Gene vs Molecule Cell Filter Best Practice

[katkatrach]

Hello!

I am using Pagoda2 in combination with Seurat for clustering and some preprocessing. I have a question regarding the point at which to use the Gene vs Molecule filter in a 10X Multiome pipeline of multiple samples (20+)

Option 1. Apply filter after mt, er, gene count for each individual sample, then merge, sctransform, pca, integrate, etc

Option 2. Apply the filter to the merged object, with layers merged as well (new to Seurat v5), so application on one combined matrix. Then splitting the layers again for sctransform, pca, integration.

It is my understanding that applying the filter to each sample individually would help preserve quality variability between samples, but may lead to imperfect integration. On the flip side, merged object application of the filter would maintain that the filter cutoffs are consistent across each object (such as my seurat mt er etc filters), but could possibly remove important cells in the lower quality samples.

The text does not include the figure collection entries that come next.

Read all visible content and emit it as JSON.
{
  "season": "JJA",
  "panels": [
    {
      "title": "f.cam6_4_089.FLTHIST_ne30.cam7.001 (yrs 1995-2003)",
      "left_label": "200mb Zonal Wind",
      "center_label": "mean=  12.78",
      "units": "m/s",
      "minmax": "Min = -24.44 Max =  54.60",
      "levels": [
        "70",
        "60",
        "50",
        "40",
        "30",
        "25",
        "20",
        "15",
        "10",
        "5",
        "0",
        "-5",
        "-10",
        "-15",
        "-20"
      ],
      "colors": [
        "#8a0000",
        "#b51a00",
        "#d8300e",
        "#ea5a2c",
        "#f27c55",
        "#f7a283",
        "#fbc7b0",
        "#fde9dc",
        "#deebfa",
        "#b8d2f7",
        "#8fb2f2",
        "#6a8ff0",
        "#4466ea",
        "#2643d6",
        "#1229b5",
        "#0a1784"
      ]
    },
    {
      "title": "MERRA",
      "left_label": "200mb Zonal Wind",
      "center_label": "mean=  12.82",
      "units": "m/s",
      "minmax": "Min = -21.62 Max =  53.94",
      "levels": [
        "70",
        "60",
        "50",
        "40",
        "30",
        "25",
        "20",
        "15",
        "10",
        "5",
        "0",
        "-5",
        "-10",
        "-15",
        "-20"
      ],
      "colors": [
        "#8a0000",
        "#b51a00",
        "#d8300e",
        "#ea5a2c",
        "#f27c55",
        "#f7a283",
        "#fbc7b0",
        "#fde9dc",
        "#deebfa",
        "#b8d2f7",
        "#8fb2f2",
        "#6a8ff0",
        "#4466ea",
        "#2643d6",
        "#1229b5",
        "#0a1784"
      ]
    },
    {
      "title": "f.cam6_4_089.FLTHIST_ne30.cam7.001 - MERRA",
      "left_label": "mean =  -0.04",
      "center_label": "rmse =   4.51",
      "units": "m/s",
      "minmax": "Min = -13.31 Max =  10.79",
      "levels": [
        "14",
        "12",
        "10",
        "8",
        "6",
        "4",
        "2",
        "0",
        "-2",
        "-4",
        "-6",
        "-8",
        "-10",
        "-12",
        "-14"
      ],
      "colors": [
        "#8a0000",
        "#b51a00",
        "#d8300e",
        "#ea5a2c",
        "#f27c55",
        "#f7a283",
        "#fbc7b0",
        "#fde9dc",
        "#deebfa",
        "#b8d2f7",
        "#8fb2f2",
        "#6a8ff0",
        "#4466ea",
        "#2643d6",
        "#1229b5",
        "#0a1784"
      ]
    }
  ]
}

I am curious of anyone has any thoughts to what the better practice may be. Any insight is appreciated! Thanks.

[evanbiederstedt]

I would do Option 1 myself. That strikes me more conceptually clear.

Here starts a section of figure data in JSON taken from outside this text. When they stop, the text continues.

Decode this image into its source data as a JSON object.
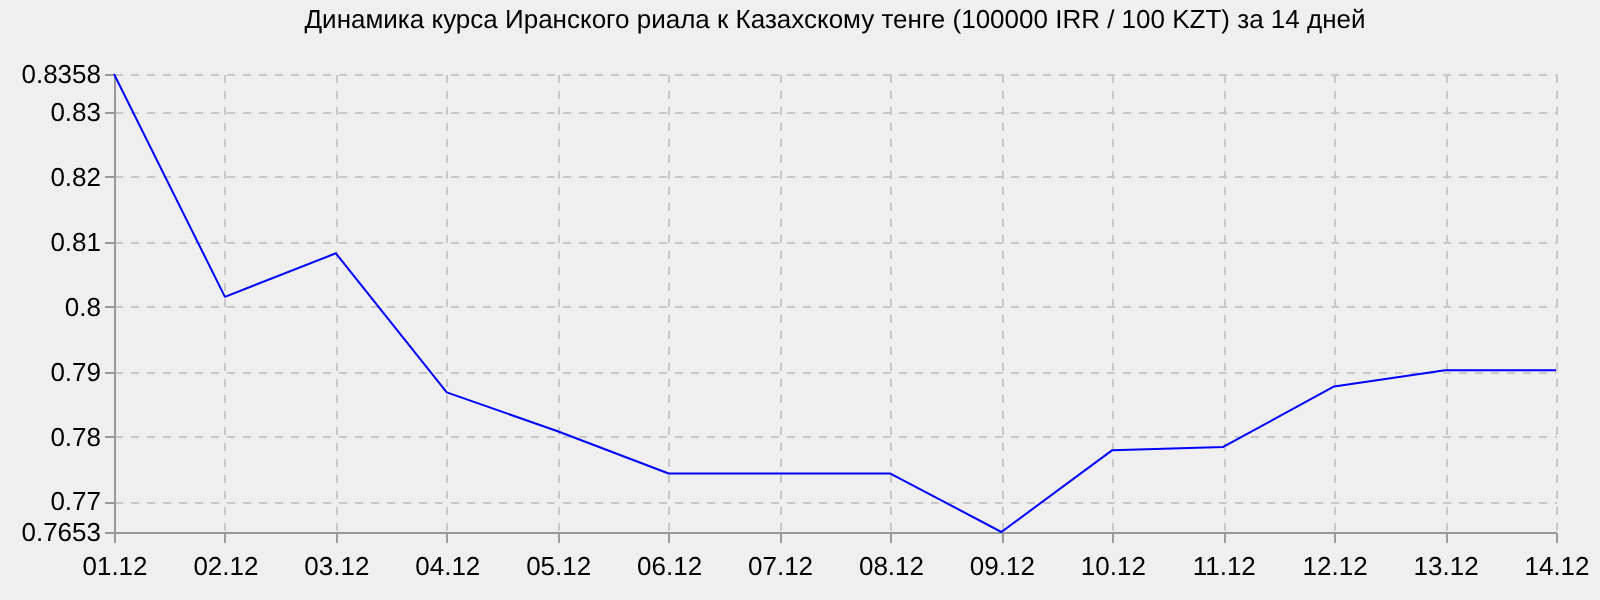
{
  "chart_data": {
    "type": "line",
    "title": "Динамика курса Иранского риала к Казахскому тенге (100000 IRR / 100 KZT) за 14 дней",
    "categories": [
      "01.12",
      "02.12",
      "03.12",
      "04.12",
      "05.12",
      "06.12",
      "07.12",
      "08.12",
      "09.12",
      "10.12",
      "11.12",
      "12.12",
      "13.12",
      "14.12"
    ],
    "series": [
      {
        "color": "#0000ff",
        "values": [
          0.8358,
          0.8015,
          0.8082,
          0.7868,
          0.7808,
          0.7743,
          0.7743,
          0.7743,
          0.7653,
          0.7779,
          0.7784,
          0.7877,
          0.7902,
          0.7902
        ]
      }
    ],
    "ylim": [
      0.7653,
      0.8358
    ],
    "yticks": [
      0.7653,
      0.77,
      0.78,
      0.79,
      0.8,
      0.81,
      0.82,
      0.83,
      0.8358
    ],
    "grid": true,
    "legend": false,
    "marker": "none",
    "line_style": "solid"
  }
}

Option 2 is part of this school of thought to try to use sequencing artifacts etc. in order to "improve integration", but it's never clear what precisely that means. At some point, these discussions began pretty isolated from the original goals of integration imho. Please refer to the walkthrough here: https://github.com/kharchenkolab/conos

I'll leave this GitHub issue open for others to discuss.